Ok so we can create our own zones. Nice.

So, as you’re dragging away from one zone into the next, it’s doing some sort of interpolation of the two as you’re dragging and morphing the two sounds, or is there just a magic barrier where it “jumps” to the next zone?
Depends on how many values the parameter has. For example, there's no tricky behind-the-scenes interpolation if straddling two zones switches the JCM's Input parameter from Low to High; it just switches. But any continuously variable parameters with many values transition smoothly. You can also just tap a zone's corner to instantly select it.
 
Depends on how many values the parameter has. For example, there's no tricky behind-the-scenes interpolation if straddling two zones switches the JCM's Input parameter from Low to High; it just switches. But any continuously variable parameters with many values transition smoothly. You can also just tap a zone's corner to instantly select it.

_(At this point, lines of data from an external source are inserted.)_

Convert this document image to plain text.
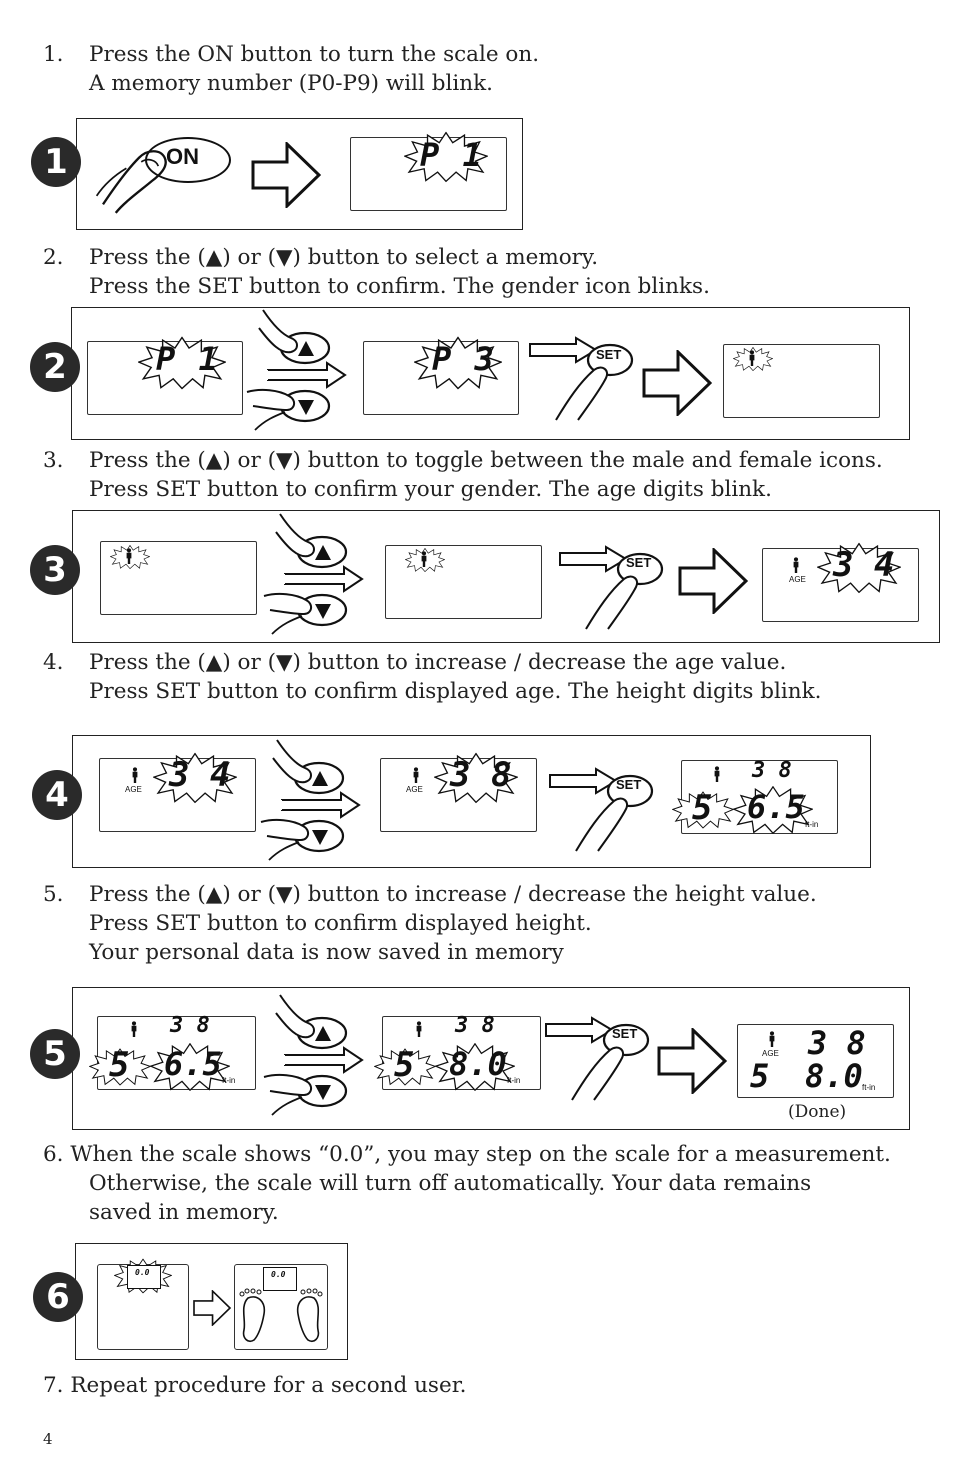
1. Press the ON button to turn the scale on.
A memory number (P0-P9) will blink.
1
2. Press the (▲) or (▼) button to select a memory.
Press the SET button to confirm. The gender icon blinks.
2
3. Press the (▲) or (▼) button to toggle between the male and female icons.
Press SET button to confirm your gender. The age digits blink.
3
4. Press the (▲) or (▼) button to increase / decrease the age value.
Press SET button to confirm displayed age. The height digits blink.
4
5. Press the (▲) or (▼) button to increase / decrease the height value.
Press SET button to confirm displayed height.
Your personal data is now saved in memory
5
6. When the scale shows “0.0”, you may step on the scale for a measurement.
Otherwise, the scale will turn off automatically. Your data remains
saved in memory.
6
7. Repeat procedure for a second user.
4
ON	P 1
P 1	P 3	SET
SET
AGE 3 4
AGE 3 4	AGE 3 8	SET
3 8
5 6.5 ft-in
3 8
5 6.5 ft-in
3 8
5 8.0 ft-in
SET
AGE 3 8
5 8.0 ft-in
(Done)
0.0	0.0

Makes sense regarding things with defined off/on values. I was kind of envisioning something like say zones with different gain or tone stack values and when dragging from one to the other, maybe discovering a cool “in-between” tone as they are morphing between the two. Which might lead to some cool discoveries, especially with things like effects. Like morphing between delays and reverbs with radically different values.
 
Depends on how many values the parameter has. For example, there's no tricky behind-the-scenes interpolation if straddling two zones switches the JCM's Input parameter from Low to High; it just switches. But any continuously variable parameters with many values transition smoothly. You can also just tap a zone's corner to instantly select it.

Pretty much as an XY-Controlpad on synths it seems.

Anyhow, already wanted to ask that (if you allow yourself to answer, that is): Can you route parameters of multiple blocks to that XY-Pad (in that case possibly displaying something more generic)? I went through quite some lengths to set up XY-Pads in some Zebra 2 patches. And while it required quite some setup time, it defenitely paid off. Would have to be a modulation thing (as in only controlling offsets or an otherwise limited parameter range) for that to work, though.
 
Makes sense regarding things with defined off/on values. I was kind of envisioning something like say zones with different gain or tone stack values and when dragging from one to the other, maybe discovering a cool “in-between” tone as they are morphing between the two. Which might lead to some cool discoveries, especially with things like effects. Like morphing between delays and reverbs with radically different values.
Oh, absolutely. That's a big part of it.
Pretty much as an XY-Controlpad on synths it seems.

Anyhow, already wanted to ask that (if you allow yourself to answer, that is): Can you route parameters of multiple blocks to that XY-Pad (in that case possibly displaying something more generic)? I went through quite some lengths to set up XY-Pads in some Zebra 2 patches. And while it required quite some setup time, it defenitely paid off. Would have to be a modulation thing (as in only controlling offsets or an otherwise limited parameter range) for that to work, though.
Focus view is only per-amp or effect, but the separate XY controller (which even gets its own hardware shortcut button so you can access it during a gig) can control dozens of parameters across many blocks. And each axis can send out MIDI CCs to control external gear simultaneously.

Basically, Focus view is a programming tool, while the XY controller is a performance tool.